A formação cultural (bildung), ainda para Adorno (2011, p. 141), é necessária para a reelaboração do passado, sobretudo pela autorreflexão e pelo esforço crítico, para que a barbárie jamais se volte a repetir, sendo a educação "a produção de uma consciência verdadeira".
Para que tal se verifique, é fundamental não só que o currículo valorize um conhecimento que é produzido em contextos diferenciados, respondendo a situações específicas e preparando os alunos para situações complexas que requerem a discussão acerca do modo como os referenciais universais são produzidos na seleção, organização e transformação do conhecimento, mas também que se produza uma mudança substantiva em quem representa a autoridade do conhecimento, pois os professores são "exageradamente professores de respostas e pouco professores de questionamentos" (CHARLOT, 2013, p. 178).
Conclusão
É através das diversas áreas ou disciplinas em que se encontra organizado que o conhecimento se torna num instrumento poderoso de experiência humana. Apesar das diferentes fontes ou lógicas que o fundamentam, o conhecimento escolar é um conhecimento educativo e a sua fundamentação é uma questão que se mantém permanentemente aberta. Partindo-se de uma relação forte entre currículo e conhecimento, este último, sobretudo na pluralidade de conhecimentos que a escola tem de integrar no seu projeto de formação ampla, é questionado como conhecimento orientado para a formação social e pessoal dos alunos, com ênfase na dimensão da educação para a cidadania, e conhecimento instrucional, circunscrito a uma dimensão cognitiva, de domínio de saberes específicos, organizados em disciplinas.

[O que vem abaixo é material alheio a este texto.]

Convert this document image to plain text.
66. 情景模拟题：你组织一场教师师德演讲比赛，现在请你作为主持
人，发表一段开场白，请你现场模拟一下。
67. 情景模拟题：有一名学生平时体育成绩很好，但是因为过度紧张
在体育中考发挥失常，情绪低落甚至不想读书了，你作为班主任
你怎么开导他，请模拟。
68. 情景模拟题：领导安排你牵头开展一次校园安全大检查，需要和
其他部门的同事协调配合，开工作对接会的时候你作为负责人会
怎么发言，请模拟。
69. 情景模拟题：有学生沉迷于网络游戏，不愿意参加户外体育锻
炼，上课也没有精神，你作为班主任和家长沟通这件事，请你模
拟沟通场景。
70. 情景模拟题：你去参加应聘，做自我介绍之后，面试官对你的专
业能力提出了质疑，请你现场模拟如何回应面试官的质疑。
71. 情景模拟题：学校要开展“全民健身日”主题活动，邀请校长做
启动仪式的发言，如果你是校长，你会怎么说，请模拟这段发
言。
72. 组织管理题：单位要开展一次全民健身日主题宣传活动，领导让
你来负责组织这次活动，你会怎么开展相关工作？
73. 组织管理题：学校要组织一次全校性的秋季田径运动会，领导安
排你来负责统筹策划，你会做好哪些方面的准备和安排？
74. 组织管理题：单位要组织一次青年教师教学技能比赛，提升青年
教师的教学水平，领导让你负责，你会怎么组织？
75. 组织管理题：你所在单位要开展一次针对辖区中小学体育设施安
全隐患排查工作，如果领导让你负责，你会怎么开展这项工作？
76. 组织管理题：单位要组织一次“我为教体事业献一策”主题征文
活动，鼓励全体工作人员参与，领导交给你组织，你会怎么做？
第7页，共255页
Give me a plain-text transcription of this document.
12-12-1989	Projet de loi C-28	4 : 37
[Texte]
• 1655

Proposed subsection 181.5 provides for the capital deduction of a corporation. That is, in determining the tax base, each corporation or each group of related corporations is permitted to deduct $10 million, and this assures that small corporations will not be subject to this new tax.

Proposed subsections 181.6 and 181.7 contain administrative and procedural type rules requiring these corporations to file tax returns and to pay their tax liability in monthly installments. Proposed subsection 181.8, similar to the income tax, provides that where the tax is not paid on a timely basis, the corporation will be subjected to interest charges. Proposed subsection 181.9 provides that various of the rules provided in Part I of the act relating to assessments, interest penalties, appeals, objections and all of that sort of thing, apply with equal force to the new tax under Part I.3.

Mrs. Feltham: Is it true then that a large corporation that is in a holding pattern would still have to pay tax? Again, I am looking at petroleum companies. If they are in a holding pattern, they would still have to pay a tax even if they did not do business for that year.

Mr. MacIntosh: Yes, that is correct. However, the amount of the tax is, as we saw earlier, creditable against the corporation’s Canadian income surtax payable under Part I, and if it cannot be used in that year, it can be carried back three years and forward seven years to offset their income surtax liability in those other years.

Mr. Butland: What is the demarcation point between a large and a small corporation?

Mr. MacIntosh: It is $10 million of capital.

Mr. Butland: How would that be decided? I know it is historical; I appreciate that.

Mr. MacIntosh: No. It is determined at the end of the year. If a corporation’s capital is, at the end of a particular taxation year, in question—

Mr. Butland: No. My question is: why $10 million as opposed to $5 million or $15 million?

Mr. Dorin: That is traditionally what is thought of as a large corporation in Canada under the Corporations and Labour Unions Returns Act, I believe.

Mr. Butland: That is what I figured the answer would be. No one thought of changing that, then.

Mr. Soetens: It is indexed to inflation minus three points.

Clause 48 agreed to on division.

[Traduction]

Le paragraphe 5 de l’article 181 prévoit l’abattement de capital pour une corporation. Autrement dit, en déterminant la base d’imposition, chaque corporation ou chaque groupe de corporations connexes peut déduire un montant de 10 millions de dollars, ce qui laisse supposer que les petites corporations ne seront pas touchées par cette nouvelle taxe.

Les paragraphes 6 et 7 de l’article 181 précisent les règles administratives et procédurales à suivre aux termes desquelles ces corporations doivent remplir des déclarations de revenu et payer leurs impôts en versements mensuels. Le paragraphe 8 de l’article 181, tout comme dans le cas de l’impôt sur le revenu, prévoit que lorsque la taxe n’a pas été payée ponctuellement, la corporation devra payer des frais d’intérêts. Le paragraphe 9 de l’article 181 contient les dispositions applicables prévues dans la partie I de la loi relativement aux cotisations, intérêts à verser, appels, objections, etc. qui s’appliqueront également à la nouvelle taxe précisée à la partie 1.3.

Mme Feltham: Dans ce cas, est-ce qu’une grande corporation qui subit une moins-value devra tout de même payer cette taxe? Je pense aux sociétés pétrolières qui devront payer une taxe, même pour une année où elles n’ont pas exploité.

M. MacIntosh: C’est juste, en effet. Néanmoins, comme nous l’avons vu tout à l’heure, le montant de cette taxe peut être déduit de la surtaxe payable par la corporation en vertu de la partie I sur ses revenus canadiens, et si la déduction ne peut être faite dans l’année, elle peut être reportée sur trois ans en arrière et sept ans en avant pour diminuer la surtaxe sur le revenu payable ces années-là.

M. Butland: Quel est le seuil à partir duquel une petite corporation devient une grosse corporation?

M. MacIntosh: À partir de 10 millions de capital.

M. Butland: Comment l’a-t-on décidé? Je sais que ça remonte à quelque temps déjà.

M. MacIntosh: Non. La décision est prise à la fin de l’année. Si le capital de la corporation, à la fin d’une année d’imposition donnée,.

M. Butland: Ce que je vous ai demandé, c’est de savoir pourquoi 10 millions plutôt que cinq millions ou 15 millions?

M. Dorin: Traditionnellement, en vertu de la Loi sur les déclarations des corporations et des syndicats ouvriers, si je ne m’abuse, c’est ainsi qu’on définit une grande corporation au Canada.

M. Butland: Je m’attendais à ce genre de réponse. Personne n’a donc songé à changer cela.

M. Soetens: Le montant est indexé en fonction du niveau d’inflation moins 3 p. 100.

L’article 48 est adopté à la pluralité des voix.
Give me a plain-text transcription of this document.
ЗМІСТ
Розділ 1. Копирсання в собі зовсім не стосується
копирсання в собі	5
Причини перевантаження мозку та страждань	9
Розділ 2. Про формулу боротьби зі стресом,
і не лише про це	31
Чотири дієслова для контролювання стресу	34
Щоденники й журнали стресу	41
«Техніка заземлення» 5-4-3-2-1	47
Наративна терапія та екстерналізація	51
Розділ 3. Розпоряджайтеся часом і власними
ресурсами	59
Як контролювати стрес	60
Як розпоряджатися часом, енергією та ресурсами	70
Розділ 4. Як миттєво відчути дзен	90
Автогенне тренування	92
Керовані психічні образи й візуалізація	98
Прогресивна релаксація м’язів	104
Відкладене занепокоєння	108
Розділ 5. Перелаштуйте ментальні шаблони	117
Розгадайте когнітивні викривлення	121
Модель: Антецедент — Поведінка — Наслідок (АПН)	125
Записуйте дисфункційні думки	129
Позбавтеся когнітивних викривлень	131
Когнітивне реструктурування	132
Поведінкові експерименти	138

Se a questão Qual é o conhecimento mais valioso? não pode ter uma resposta definitiva, mais ainda quando o conhecimento é assumido como uma produção social, histórica e temporalmente contextualizada, a seleção, a organização e a transformação do conhecimento em conhecimento escolar são perspetivadas como um processo de transformação curricular e de transformação didática. Isso é algo que tem sido adotado na estruturação dos sistemas educativos, dando sentido às formas curriculares, ou seja, aos processos e práticas de inclusão do conhecimento em disciplinas e a sua materialização em programas que especificam conteúdos. É sobre esses conteúdos que têm recaído análises muito diferentes, não sendo consensual a determinação dos conteúdos a partir de um conhecimento poderoso, tornando-se útil, entre outros, a noção de conhecimento disciplinarizado.
No entanto, nos debates sobre conhecimento escolar, a responsabilidade é quase exclusivamente colocada nos especialistas e nos decisores administrativos, ignorando-se o papel crucial que o professor tem no contexto da sala de aula. E como na questão do conhecimento não há respostas fechadas, será interessante discuti-la a partir desta interrogação: O que poderia ser o currículo se o professor tivesse o poder da sua definição?